Bernstein paints a picture of fascinating figures, ranging from Gong Peng, the female Communist spokesperson who entranced a generation of Western newsmen, to Patrick Hurley, the in-over-his-head American envoy who, a bit too enamored of his cowboy background, greeted a confused Mao with his version of a Choctaw war whoop. The war with Japan, entering its eighth year for the Chinese, becomes background, an ongoing catastrophe that sets the stage for the maneuverings between the Communists and the Nationalists, the horrific sufferings of ordinary Chinese, and the hapless American attempts to mediate.

Bernstein starts by leading up to 1945 and describing the intricate backgrounds of the main actors. Then comes a detailed trawl through that year, when, Bernstein argues, the fate of China was determined. He tells his story deftly and has a nice eye for detail. His long experience with China—both scholarly and professional—gives him a strong sense for that country’s tortured experience.
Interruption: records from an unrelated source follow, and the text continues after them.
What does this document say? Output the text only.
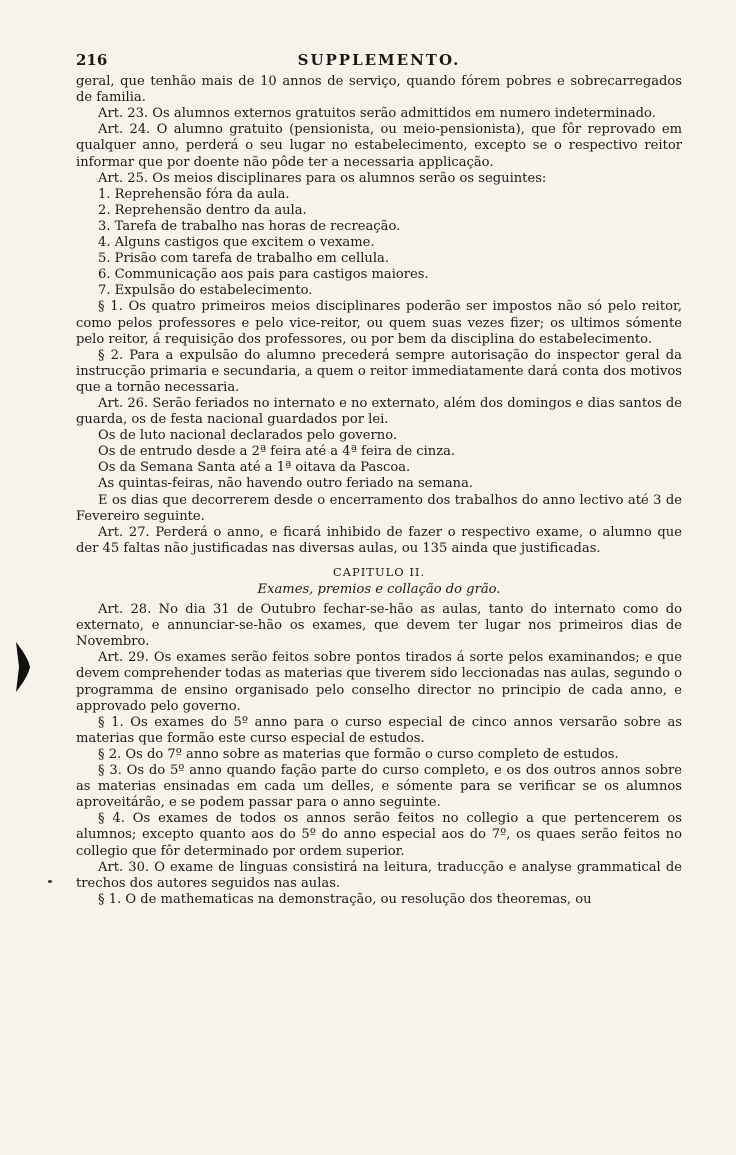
216	SUPPLEMENTO.

geral, que tenhão mais de 10 annos de serviço, quando fórem pobres e sobrecarregados de familia.

Art. 23. Os alumnos externos gratuitos serão admittidos em numero indeterminado.

Art. 24. O alumno gratuito (pensionista, ou meio-pensionista), que fôr reprovado em qualquer anno, perderá o seu lugar no estabelecimento, excepto se o respectivo reitor informar que por doente não pôde ter a necessaria applicação.

Art. 25. Os meios disciplinares para os alumnos serão os seguintes:

1. Reprehensão fóra da aula.

2. Reprehensão dentro da aula.

3. Tarefa de trabalho nas horas de recreação.

4. Alguns castigos que excitem o vexame.

5. Prisão com tarefa de trabalho em cellula.

6. Communicação aos pais para castigos maiores.

7. Expulsão do estabelecimento.

§ 1. Os quatro primeiros meios disciplinares poderão ser impostos não só pelo reitor, como pelos professores e pelo vice-reitor, ou quem suas vezes fizer; os ultimos sómente pelo reitor, á requisição dos professores, ou por bem da disciplina do estabelecimento.

§ 2. Para a expulsão do alumno precederá sempre autorisação do inspector geral da instrucção primaria e secundaria, a quem o reitor immediatamente dará conta dos motivos que a tornão necessaria.

Art. 26. Serão feriados no internato e no externato, além dos domingos e dias santos de guarda, os de festa nacional guardados por lei.

Os de luto nacional declarados pelo governo.

Os de entrudo desde a 2ª feira até a 4ª feira de cinza.

Os da Semana Santa até a 1ª oitava da Pascoa.

As quintas-feiras, não havendo outro feriado na semana.

E os dias que decorrerem desde o encerramento dos trabalhos do anno lectivo até 3 de Fevereiro seguinte.

Art. 27. Perderá o anno, e ficará inhibido de fazer o respectivo exame, o alumno que der 45 faltas não justificadas nas diversas aulas, ou 135 ainda que justificadas.

CAPITULO II.
Exames, premios e collação do grão.

Art. 28. No dia 31 de Outubro fechar-se-hão as aulas, tanto do internato como do externato, e annunciar-se-hão os exames, que devem ter lugar nos primeiros dias de Novembro.

Art. 29. Os exames serão feitos sobre pontos tirados á sorte pelos examinandos; e que devem comprehender todas as materias que tiverem sido leccionadas nas aulas, segundo o programma de ensino organisado pelo conselho director no principio de cada anno, e approvado pelo governo.

§ 1. Os exames do 5º anno para o curso especial de cinco annos versarão sobre as materias que formão este curso especial de estudos.

§ 2. Os do 7º anno sobre as materias que formão o curso completo de estudos.

§ 3. Os do 5º anno quando fação parte do curso completo, e os dos outros annos sobre as materias ensinadas em cada um delles, e sómente para se verificar se os alumnos aproveitárão, e se podem passar para o anno seguinte.

§ 4. Os exames de todos os annos serão feitos no collegio a que pertencerem os alumnos; excepto quanto aos do 5º do anno especial aos do 7º, os quaes serão feitos no collegio que fôr determinado por ordem superior.

Art. 30. O exame de linguas consistirá na leitura, traducção e analyse grammatical de trechos dos autores seguidos nas aulas.

§ 1. O de mathematicas na demonstração, ou resolução dos theoremas, ou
This is largely top-down history, focusing on the leaders and their representatives, the intellectuals and the power cliques fighting for dominance in China. The ordinary Chinese are there, but mostly as an undifferentiated chorus of misery. The Japanese, despite ruling large swaths of China in 1945, are almost entirely absent from this book, and Bernstein is not particularly insightful about Franklin Roosevelt. He accuses Roosevelt of trusting Josef Stalin far too much and, at the 1945 Yalta meeting, of handing over Manchuria (among other things) to the Soviets—an act that, Bernstein asserts, underpinned the eventual Communist triumph in China. This is unfair to Roosevelt, who was less trusting and more devious than people understood. Roosevelt’s generals were telling him they needed Soviet manpower to fight the Japanese, and the only practical invasion route for the Soviet army lay directly through Manchuria. Roosevelt was handing Stalin something the Soviet leader was going to steal anyway, as Bern-stein finally admits.

Nonetheless, this is a rich, compelling book told with subtlety and grace. For those interested in understanding how China went Communist in the middle of the 20th century, it is well worth the read.

David Silbey is a military historian who writes often about modern wars. His most recent book is The Boxer Rebellion and the Great Game in China, 1900.